Poster
in
Workshop: 3rd Workshop on New Frontiers in Adversarial Machine Learning (AdvML-Frontiers)
Ensemble everything everywhere: Multi-scale aggregation for adversarial robustness
Stanislav Fort · Balaji Lakshminarayanan
Keywords: [ Adversarial Robustness ]
Adversarial examples pose a significant challenge to the robustness, reliability, and alignment of deep neural networks. We propose a novel, easy-to-use approach to achieving high-quality representations that lead to adversarial robustness through the use of multi-resolution input representations and dynamic self-ensembling of intermediate layer predictions. We demonstrate that intermediate layer predictions exhibit inherent robustness to adversarial attacks crafted to fool the full classifier and propose a robust aggregation mechanism based on Vickrey auction, which we call CrossMax, to dynamically ensemble them.By combining multi-resolution inputs and robust ensembling, we achieve significant adversarial robustness on CIFAR-10 and CIFAR-100 datasets without any adversarial training or extra data, reaching an adversarial accuracy of approximately 72% (CIFAR-10) and 48% (CIFAR-100) on the RobustBench AutoAttack suite (L_{\infty} = 8/255) with a finetuned ImageNet-pretrained ResNet152. This result is comparable with the top three models on CIFAR-10 and represents a +5% gain compared to the best current dedicated approach on CIFAR-100. Adding simple adversarial training on top, we achieve ≈78% on CIFAR-10 and ≈51% on CIFAR-100, improving the state-of-the-art by 5% and 9%, respectively, with greater gains on the more challenging dataset.We validate our approach through extensive experiments and provide insights into the interplay between adversarial robustness and the hierarchical nature of deep representations.

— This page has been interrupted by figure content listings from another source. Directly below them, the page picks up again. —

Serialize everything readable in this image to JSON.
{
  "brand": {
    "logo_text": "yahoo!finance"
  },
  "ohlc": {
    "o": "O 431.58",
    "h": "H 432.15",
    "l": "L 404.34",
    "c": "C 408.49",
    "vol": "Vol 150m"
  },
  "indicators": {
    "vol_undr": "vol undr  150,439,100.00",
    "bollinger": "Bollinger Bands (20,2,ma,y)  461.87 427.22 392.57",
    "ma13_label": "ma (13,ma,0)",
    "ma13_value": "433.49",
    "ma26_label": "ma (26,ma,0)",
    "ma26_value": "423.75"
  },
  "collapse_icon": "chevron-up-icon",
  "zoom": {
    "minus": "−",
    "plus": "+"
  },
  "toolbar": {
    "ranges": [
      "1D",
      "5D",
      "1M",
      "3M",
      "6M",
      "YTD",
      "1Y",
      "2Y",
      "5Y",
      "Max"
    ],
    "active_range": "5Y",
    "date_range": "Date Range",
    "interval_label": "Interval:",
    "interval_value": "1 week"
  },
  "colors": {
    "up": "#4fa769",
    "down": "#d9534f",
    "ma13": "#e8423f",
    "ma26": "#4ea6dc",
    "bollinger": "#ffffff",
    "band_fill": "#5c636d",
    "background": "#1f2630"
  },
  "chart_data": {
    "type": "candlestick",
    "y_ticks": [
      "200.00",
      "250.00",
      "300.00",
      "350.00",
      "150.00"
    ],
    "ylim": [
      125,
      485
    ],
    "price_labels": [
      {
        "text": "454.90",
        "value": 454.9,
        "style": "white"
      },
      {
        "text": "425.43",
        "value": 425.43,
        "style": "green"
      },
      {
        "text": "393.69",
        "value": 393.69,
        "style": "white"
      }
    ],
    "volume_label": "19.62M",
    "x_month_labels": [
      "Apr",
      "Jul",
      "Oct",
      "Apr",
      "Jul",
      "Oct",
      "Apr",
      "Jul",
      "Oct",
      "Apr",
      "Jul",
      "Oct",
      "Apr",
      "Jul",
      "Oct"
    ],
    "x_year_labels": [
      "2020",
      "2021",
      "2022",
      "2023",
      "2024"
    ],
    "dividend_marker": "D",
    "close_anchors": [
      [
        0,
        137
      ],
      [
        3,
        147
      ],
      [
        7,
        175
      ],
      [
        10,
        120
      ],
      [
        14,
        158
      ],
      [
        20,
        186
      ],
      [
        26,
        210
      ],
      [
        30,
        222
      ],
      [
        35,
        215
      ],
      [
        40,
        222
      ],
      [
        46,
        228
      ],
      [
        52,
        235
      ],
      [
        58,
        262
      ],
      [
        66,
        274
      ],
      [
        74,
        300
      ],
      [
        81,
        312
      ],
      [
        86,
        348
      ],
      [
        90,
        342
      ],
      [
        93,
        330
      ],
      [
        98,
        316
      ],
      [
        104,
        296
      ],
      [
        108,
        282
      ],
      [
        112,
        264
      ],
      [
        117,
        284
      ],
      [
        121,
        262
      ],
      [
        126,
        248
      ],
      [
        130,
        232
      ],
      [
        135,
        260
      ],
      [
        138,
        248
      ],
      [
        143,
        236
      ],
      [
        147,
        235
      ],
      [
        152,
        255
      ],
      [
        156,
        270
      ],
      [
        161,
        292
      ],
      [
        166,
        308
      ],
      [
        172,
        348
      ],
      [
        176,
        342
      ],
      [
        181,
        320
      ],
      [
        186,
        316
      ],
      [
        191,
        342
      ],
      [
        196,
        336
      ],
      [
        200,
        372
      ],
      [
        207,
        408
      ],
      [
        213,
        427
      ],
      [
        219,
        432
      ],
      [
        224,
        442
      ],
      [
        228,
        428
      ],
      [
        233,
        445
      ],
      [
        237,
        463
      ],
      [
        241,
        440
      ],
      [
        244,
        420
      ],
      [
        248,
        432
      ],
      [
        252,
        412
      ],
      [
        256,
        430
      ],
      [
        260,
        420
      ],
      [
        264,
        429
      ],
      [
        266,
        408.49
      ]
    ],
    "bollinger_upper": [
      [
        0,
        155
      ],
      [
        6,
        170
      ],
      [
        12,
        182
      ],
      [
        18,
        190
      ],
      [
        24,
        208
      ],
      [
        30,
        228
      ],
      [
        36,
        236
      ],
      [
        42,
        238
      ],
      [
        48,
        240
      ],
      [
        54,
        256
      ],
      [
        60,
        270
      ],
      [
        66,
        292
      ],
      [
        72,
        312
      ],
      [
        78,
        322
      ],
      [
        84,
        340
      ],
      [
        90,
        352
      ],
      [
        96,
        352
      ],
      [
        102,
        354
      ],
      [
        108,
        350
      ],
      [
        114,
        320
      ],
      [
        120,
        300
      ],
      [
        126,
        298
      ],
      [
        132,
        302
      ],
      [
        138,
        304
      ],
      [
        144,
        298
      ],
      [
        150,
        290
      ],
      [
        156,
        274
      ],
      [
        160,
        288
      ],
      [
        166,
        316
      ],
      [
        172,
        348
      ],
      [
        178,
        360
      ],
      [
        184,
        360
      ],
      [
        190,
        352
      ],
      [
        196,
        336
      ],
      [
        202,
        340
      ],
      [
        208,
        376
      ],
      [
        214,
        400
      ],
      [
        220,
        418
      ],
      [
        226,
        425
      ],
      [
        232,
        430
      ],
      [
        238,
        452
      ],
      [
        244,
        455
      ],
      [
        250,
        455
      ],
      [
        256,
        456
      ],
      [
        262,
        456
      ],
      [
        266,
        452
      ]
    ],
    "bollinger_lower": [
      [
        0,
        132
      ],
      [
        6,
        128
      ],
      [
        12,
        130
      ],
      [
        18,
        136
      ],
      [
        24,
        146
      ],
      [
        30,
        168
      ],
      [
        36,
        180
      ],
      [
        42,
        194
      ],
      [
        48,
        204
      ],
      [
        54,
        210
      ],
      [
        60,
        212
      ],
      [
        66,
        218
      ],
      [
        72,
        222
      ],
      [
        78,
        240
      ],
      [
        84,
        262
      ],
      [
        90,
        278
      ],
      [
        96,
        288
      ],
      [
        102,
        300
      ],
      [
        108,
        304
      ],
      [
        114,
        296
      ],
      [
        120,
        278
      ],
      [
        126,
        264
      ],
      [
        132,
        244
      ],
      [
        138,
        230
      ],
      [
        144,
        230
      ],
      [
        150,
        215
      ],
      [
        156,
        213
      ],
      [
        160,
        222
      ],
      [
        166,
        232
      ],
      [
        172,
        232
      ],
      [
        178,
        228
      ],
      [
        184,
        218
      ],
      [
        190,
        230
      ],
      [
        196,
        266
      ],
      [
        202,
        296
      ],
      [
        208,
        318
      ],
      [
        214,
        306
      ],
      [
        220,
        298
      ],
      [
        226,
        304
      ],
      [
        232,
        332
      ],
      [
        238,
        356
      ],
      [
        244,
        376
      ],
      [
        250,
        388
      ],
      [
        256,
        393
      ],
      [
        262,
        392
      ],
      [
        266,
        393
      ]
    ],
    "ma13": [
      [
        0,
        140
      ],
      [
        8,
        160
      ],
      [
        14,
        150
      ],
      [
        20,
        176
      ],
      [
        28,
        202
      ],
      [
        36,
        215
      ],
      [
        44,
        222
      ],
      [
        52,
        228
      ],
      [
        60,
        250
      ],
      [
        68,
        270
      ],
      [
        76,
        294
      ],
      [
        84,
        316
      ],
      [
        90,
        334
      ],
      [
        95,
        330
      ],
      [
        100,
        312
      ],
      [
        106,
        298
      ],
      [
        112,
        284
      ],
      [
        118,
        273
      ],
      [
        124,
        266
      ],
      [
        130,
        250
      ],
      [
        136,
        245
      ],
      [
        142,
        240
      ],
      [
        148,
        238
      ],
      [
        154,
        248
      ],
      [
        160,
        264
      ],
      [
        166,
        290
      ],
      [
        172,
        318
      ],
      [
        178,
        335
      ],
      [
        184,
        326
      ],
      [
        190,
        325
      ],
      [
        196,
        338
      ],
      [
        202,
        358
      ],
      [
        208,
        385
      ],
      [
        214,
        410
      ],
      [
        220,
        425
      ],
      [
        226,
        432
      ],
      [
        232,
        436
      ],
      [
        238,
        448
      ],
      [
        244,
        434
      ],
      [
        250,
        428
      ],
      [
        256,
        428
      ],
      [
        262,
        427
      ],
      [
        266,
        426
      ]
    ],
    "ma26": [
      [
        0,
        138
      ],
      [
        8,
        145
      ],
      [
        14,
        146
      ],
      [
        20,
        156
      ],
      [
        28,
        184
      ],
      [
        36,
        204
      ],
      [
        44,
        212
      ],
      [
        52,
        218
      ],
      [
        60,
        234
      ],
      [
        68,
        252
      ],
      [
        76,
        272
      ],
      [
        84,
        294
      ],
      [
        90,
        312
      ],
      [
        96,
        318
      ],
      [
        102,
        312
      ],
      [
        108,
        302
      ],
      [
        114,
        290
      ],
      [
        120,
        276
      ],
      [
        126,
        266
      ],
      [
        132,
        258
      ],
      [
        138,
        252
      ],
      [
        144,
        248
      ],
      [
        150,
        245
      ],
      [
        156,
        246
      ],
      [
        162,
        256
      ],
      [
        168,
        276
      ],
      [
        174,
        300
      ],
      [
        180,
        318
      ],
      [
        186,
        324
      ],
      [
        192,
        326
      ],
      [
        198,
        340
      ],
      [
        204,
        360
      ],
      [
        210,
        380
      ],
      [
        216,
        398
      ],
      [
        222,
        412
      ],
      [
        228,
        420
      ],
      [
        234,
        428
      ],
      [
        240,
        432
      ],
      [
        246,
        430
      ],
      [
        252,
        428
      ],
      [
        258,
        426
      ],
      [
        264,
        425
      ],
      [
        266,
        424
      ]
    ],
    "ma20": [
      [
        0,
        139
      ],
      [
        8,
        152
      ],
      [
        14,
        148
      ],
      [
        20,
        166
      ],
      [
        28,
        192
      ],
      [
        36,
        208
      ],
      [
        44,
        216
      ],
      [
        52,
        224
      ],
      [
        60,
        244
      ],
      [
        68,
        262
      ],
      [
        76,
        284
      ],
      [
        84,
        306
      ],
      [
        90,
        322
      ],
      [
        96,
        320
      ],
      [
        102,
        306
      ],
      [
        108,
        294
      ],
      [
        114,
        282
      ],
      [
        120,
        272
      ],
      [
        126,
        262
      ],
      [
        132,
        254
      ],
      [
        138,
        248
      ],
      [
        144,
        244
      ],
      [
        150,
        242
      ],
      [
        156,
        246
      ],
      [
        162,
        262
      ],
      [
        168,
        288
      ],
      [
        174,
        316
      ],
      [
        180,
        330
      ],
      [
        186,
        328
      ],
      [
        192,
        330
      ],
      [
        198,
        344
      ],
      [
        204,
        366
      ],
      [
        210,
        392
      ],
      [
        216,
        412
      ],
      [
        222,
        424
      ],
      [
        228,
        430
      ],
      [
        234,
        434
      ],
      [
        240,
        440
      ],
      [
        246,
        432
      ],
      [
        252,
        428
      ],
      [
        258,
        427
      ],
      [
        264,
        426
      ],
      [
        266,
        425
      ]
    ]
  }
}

Additionally, we show that simple gradient-based attacks against our model produce human-interpretable images of the target classes as well as interpretable image changes. As a byproduct, using our multi-resolution prior, we turn pre-trained classifiers and CLIP models into controllable image generators and develop successful transferable attacks on large vision-language models.